Brad is as mysterious as a facedown card. You don’t know what it signifies. You don’t know: that’s all there is. You can pretend and imagine and interpret and think him dark and interesting, but the truth is: you know nothing about him. Turn the card over and you’d know. There’s no lake to fathom; it was merely inadequate information. There was more information about him in time, of course, but not necessarily more meaningful information. No one knows why Brad did the things that he did; even he may not know. Even to himself he may be a face-down card.

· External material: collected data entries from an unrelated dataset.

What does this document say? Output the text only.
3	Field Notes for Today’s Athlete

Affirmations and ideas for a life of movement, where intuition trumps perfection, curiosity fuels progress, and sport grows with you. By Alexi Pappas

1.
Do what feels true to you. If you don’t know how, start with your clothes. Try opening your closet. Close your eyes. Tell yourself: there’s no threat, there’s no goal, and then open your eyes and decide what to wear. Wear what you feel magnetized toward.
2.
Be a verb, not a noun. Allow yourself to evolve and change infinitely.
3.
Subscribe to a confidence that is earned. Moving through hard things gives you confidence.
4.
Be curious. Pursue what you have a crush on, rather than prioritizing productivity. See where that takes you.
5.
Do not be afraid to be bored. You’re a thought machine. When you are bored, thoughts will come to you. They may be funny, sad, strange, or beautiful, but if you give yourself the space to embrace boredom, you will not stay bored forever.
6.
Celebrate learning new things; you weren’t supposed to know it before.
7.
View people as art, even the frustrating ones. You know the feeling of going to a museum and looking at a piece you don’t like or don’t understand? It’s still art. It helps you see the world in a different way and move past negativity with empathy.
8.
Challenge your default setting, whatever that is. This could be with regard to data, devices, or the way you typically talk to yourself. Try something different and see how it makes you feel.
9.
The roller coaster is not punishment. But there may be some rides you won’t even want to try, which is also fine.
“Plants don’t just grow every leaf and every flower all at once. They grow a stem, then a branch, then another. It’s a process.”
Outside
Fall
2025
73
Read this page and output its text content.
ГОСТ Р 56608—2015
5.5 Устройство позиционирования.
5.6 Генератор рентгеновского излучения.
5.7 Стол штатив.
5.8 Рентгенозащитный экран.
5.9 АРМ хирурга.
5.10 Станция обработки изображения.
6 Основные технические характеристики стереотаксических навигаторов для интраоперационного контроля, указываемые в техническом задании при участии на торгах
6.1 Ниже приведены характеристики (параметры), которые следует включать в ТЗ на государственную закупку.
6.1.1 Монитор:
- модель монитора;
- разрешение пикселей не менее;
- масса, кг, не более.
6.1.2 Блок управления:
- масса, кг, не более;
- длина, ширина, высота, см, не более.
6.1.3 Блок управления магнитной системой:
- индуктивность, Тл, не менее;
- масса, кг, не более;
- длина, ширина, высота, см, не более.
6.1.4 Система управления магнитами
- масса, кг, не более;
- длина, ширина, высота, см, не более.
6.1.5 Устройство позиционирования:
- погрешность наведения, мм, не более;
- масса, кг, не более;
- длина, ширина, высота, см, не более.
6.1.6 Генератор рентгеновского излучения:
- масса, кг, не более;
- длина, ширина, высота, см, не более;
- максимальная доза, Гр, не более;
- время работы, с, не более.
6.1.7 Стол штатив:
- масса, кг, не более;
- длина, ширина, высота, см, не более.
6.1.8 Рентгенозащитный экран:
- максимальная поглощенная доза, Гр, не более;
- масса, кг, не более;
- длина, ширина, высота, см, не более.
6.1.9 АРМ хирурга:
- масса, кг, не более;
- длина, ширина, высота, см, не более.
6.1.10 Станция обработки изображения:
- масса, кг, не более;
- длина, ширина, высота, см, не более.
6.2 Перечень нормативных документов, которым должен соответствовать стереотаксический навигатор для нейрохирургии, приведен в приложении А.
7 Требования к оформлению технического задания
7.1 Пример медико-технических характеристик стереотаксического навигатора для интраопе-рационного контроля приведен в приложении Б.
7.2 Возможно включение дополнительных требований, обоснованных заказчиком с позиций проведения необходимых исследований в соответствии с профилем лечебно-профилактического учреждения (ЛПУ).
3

Not only is reality uninterpretable, but (worse) the imagination is powerless over “real life.” At best, it accompanies it on a parallel plane. During the six weeks of the search, Roberta Lee was lying dead all the time:

She is dead, and she was dead long before I ever got to California. Nothing I thought or worried or imagined matters. Roberta isn’t thinking, and wasn’t even then. She wasn’t thinking, she was dead.

The book ends with a brief recollection of the last time the girls saw each other. Bibi is leaving for her sophomore year at Berkeley.

The car pulls up and she turns to go. “Good-bye,” she says, getting in.

It is a mark of Thernstrom’s success that we feel the whole of her eloquent book washing up behind this apparently insignificant moment. And although the book has its faults (I grew tired of the conversations with the relentlessly avuncular Bob and of the idealization of Adam), it stands as a notable model of the female Bildungsroman—marked not by a wish to forge the uncreated conscience of the race, or to find out one’s true lineage, or to carve a niche for oneself in the adult world, or to be initiated into a male fraternity of writers, or to defeat a mythical beast, or to win the hand of the princess, but rather marked by a wish to commemorate a dead girl, so like oneself that she becomes the vehicle for all one has to sacrifice in the way of hope and companionship and trust in order to encompass and name, as an artist, the fact of her dying.